On July 1, Kentucky planned to subject thousands of low-income residents who receive health coverage through the state’s Medicaid program to work requirements. They would risk losing coverage if they didn’t work, volunteer or enroll in job training for at least 80 hours a month. They would have to start paying premiums and face more stringent requirements for reporting any changes in income.
The state projected 95,000 people would lose their Medicaid coverage as a result of the policy change.
Kentucky expected to be a trailblazer. Armed with the Trump administration’s approval, it was to become the first state to implement work requirements in its Medicaid program. A handful of others — Arkansas, Indiana and New Hampshire — are expecting to follow suit in the coming months. Additional states, including Maine, are waiting for the federal government’s OK to begin imposing work requirements.
But a federal judge rained on Kentucky’s trailblazing parade just two days before the work requirements were to take effect. In a June 29 decision, U.S. District Court Judge James Boasberg ruled that the Trump administration’s approval of Kentucky’s work requirements was invalid.
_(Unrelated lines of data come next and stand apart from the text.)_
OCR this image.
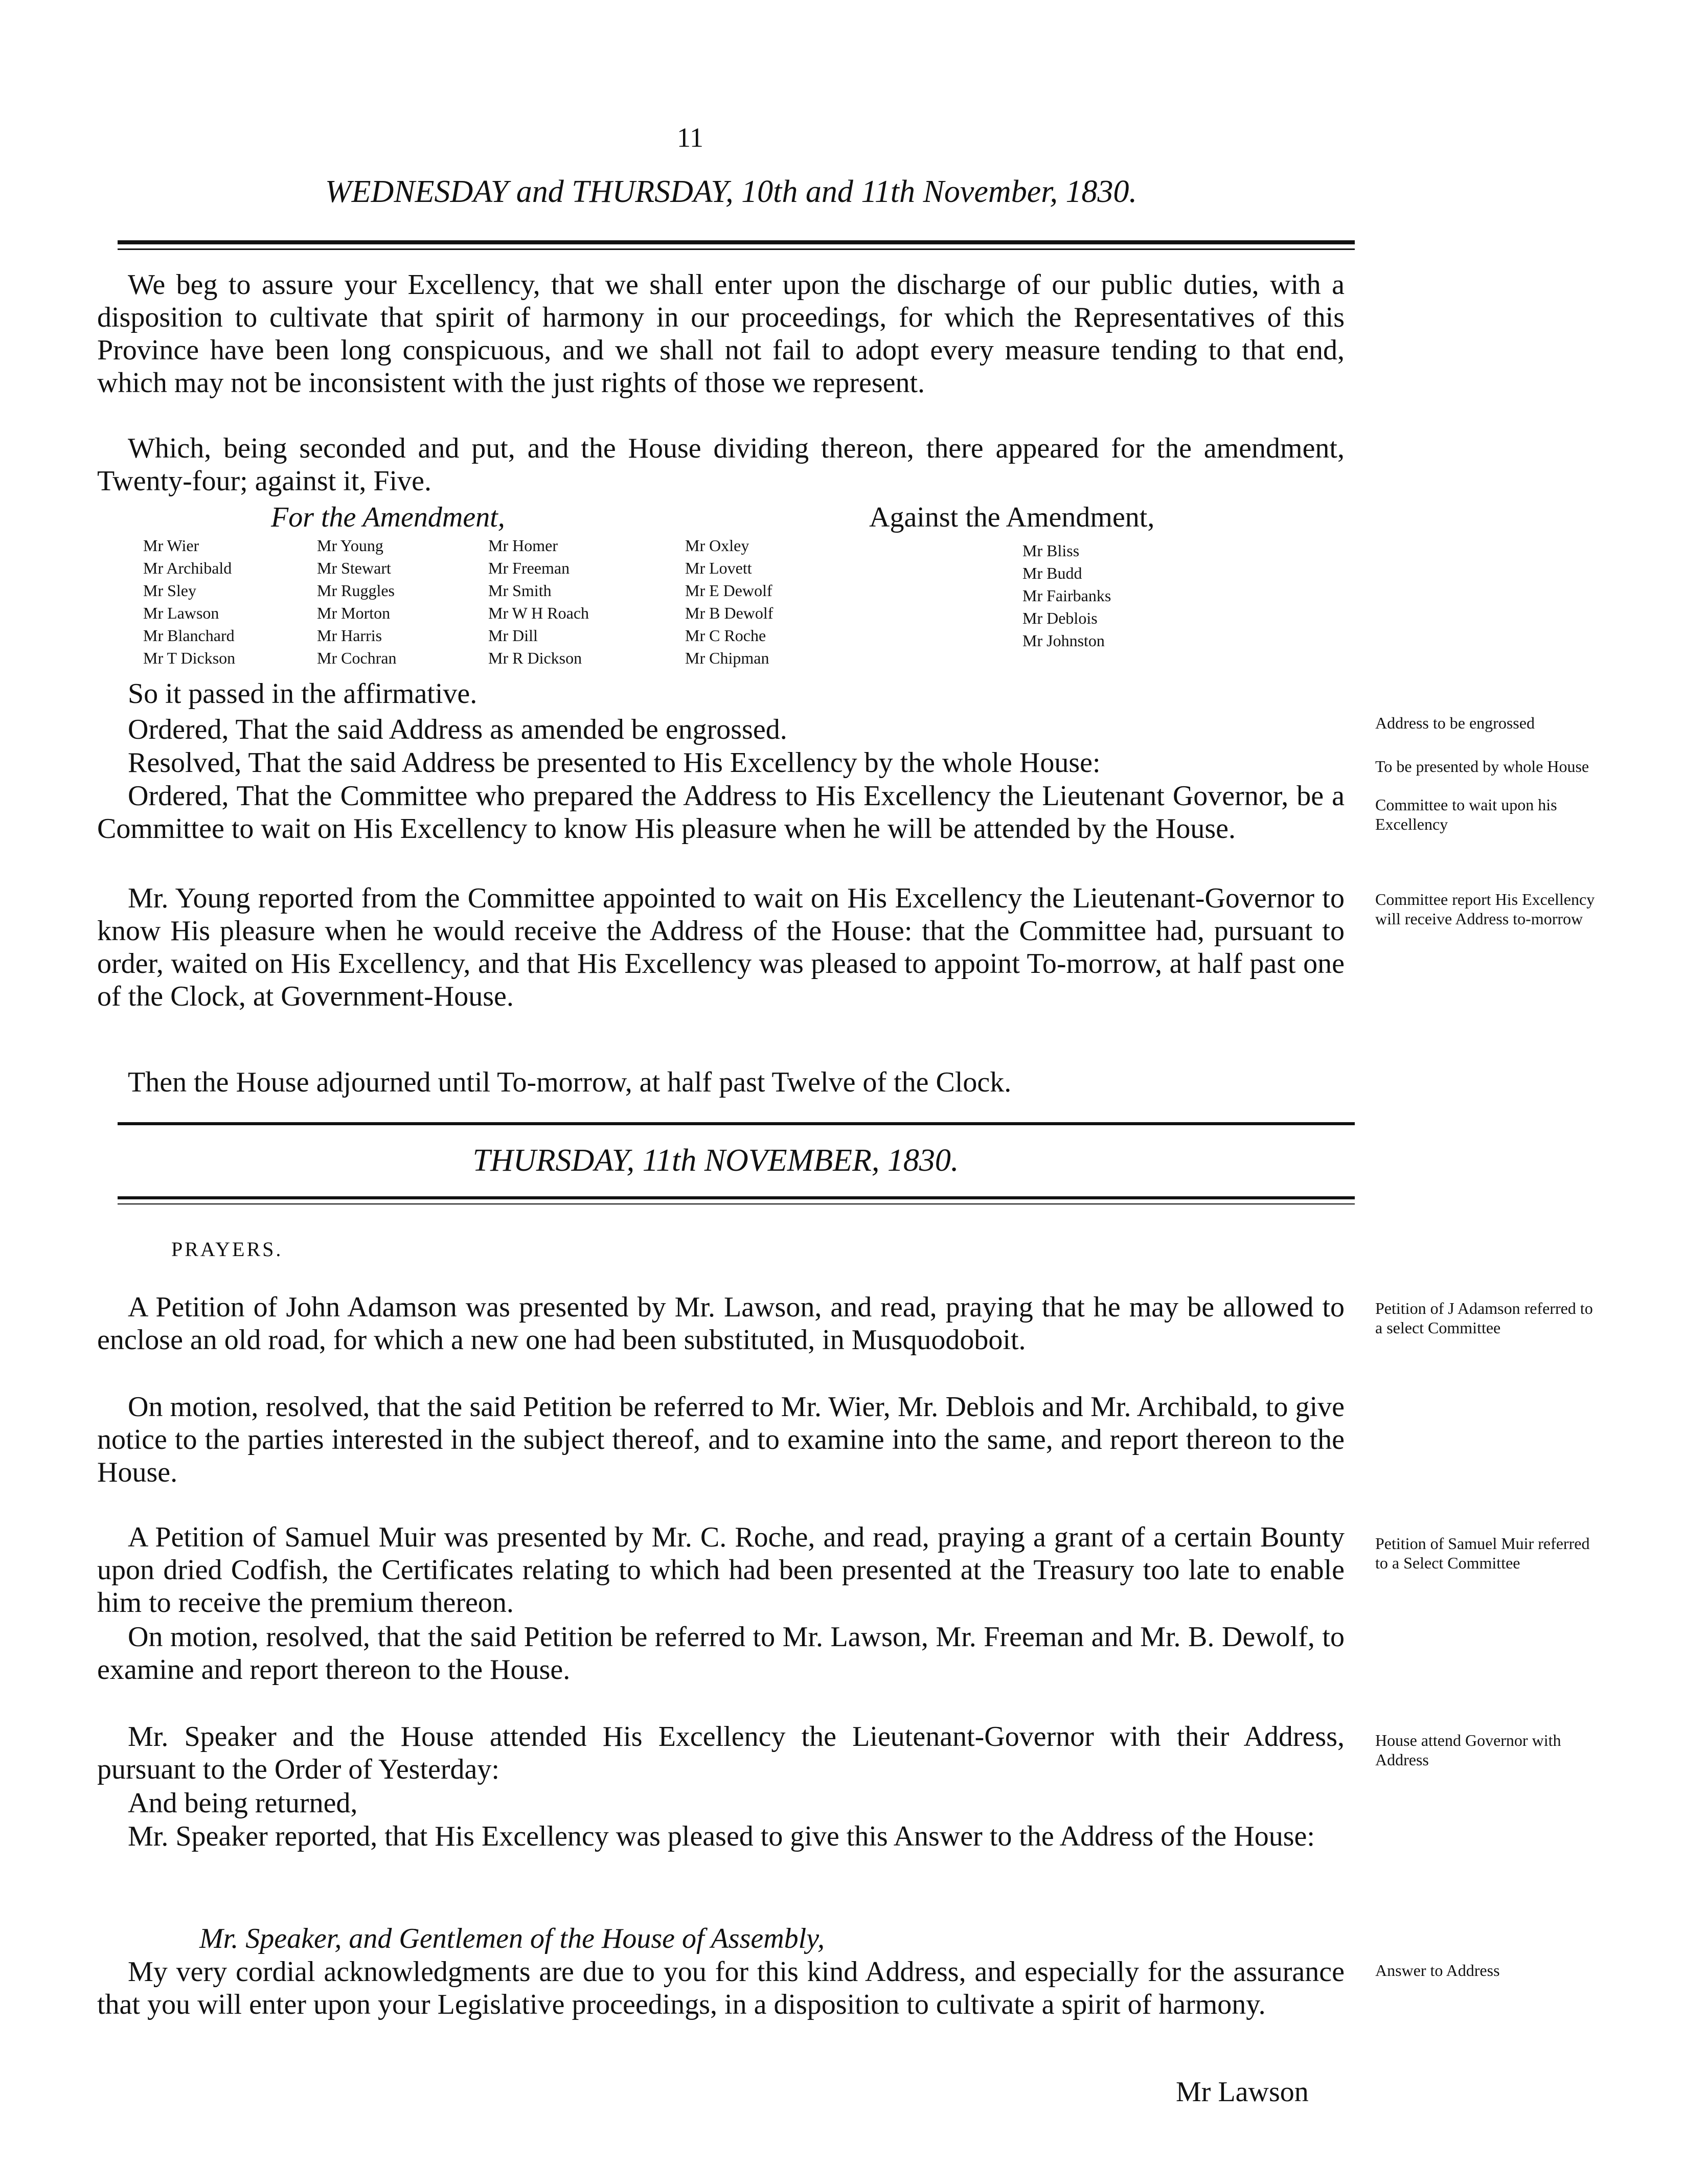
11
WEDNESDAY and THURSDAY, 10th and 11th November, 1830.
We beg to assure your Excellency, that we shall enter upon the discharge of our public duties, with a disposition to cultivate that spirit of harmony in our proceedings, for which the Representatives of this Province have been long conspicuous, and we shall not fail to adopt every measure tending to that end, which may not be inconsistent with the just rights of those we represent.
Which, being seconded and put, and the House dividing thereon, there appeared for the amendment, Twenty-four; against it, Five.
For the Amendment,	Against the Amendment,
Mr Wier
Mr Archibald
Mr Sley
Mr Lawson
Mr Blanchard
Mr T Dickson
Mr Young
Mr Stewart
Mr Ruggles
Mr Morton
Mr Harris
Mr Cochran
Mr Homer
Mr Freeman
Mr Smith
Mr W H Roach
Mr Dill
Mr R Dickson
Mr Oxley
Mr Lovett
Mr E Dewolf
Mr B Dewolf
Mr C Roche
Mr Chipman
Mr Bliss
Mr Budd
Mr Fairbanks
Mr Deblois
Mr Johnston
So it passed in the affirmative.
Ordered, That the said Address as amended be engrossed.
Resolved, That the said Address be presented to His Excellency by the whole House:
Ordered, That the Committee who prepared the Address to His Excellency the Lieutenant Governor, be a Committee to wait on His Excellency to know His pleasure when he will be attended by the House.
Mr. Young reported from the Committee appointed to wait on His Excellency the Lieutenant-Governor to know His pleasure when he would receive the Address of the House: that the Committee had, pursuant to order, waited on His Excellency, and that His Excellency was pleased to appoint To-morrow, at half past one of the Clock, at Government-House.
Then the House adjourned until To-morrow, at half past Twelve of the Clock.
THURSDAY, 11th NOVEMBER, 1830.
PRAYERS.
A Petition of John Adamson was presented by Mr. Lawson, and read, praying that he may be allowed to enclose an old road, for which a new one had been substituted, in Musquodoboit.
On motion, resolved, that the said Petition be referred to Mr. Wier, Mr. Deblois and Mr. Archibald, to give notice to the parties interested in the subject thereof, and to examine into the same, and report thereon to the House.
A Petition of Samuel Muir was presented by Mr. C. Roche, and read, praying a grant of a certain Bounty upon dried Codfish, the Certificates relating to which had been presented at the Treasury too late to enable him to receive the premium thereon.
On motion, resolved, that the said Petition be referred to Mr. Lawson, Mr. Freeman and Mr. B. Dewolf, to examine and report thereon to the House.
Mr. Speaker and the House attended His Excellency the Lieutenant-Governor with their Address, pursuant to the Order of Yesterday:
And being returned,
Mr. Speaker reported, that His Excellency was pleased to give this Answer to the Address of the House:
Mr. Speaker, and Gentlemen of the House of Assembly,
My very cordial acknowledgments are due to you for this kind Address, and especially for the assurance that you will enter upon your Legislative proceedings, in a disposition to cultivate a spirit of harmony.
Mr Lawson
Address to be engrossed
To be presented by whole House
Committee to wait upon his Excellency
Committee report His Excellency will receive Address to-morrow
Petition of J Adamson referred to a select Committee
Petition of Samuel Muir referred to a Select Committee
House attend Governor with Address
Answer to Address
Boasberg’s ruling was 60 pages long, but the crux of it was really quite simple: Kentucky’s Medicaid work requirements do nothing to advance the core Medicaid objective of providing people with medical assistance.
Kentucky sought permission to implement work requirements by applying to the Trump administration for a waiver from the Medicaid law’s usual requirements. The administration granted that waiver in January.
The administration has wide latitude to grant state’s such waivers so they can experiment with new approaches to administering Medicaid and delivering health benefits. The waivers, however, are only allowed if they are “likely to assist in promoting the objectives” of the broader Medicaid program.
Attaching work requirements to Medicaid as a demonstration project fails that test, Boasberg concluded. After all, one of Medicaid’s key objectives is “making medical assistance available” to the targeted populations. And in deciding whether to approve Kentucky’s waiver request, the judge noted that the Trump administration never considered how many people would lose health coverage as a result of the waiver.
“This oversight is glaring,” Boasberg wrote in his ruling.
“[T]he record shows that 95,000 people would lose Medicaid coverage, and yet the Secretary paid no attention to that deprivation,” he wrote in another section.
Boasberg noted that one argument from the Trump administration in favor of approving Kentucky’s work requirements was that employment can improve people’s health. That’s not the same, however, as providing medical assistance, which means paying people’s medical bills.
“[T]his focus on health is no substitute for considering Medicaid’s central concern: covering health costs,” Boasberg wrote.
The Trump administration hasn’t yet given Maine the go-ahead to impose work requirements. But Maine’s application seeking approval to impose them projects that, by 2022, nearly 4,600 people would lose coverage due to the work requirement policy who might otherwise have retained it.
Those are the LePage administration’s projections for coverage loss, so the loss of coverage could be even greater. (The projections don’t factor in the expansion of Medicaid that voters approved last year but that the LePage administration is thwarting.)
In addition, “providing medical assistance” is nowhere among the primary goals the LePage administration has outlined for imposing work requirements.
By pointing out that Medicaid’s primary objective is to pay the health care bills of people in need, Boasberg has made the Trump administration’s decision making on work requirements remarkably easy.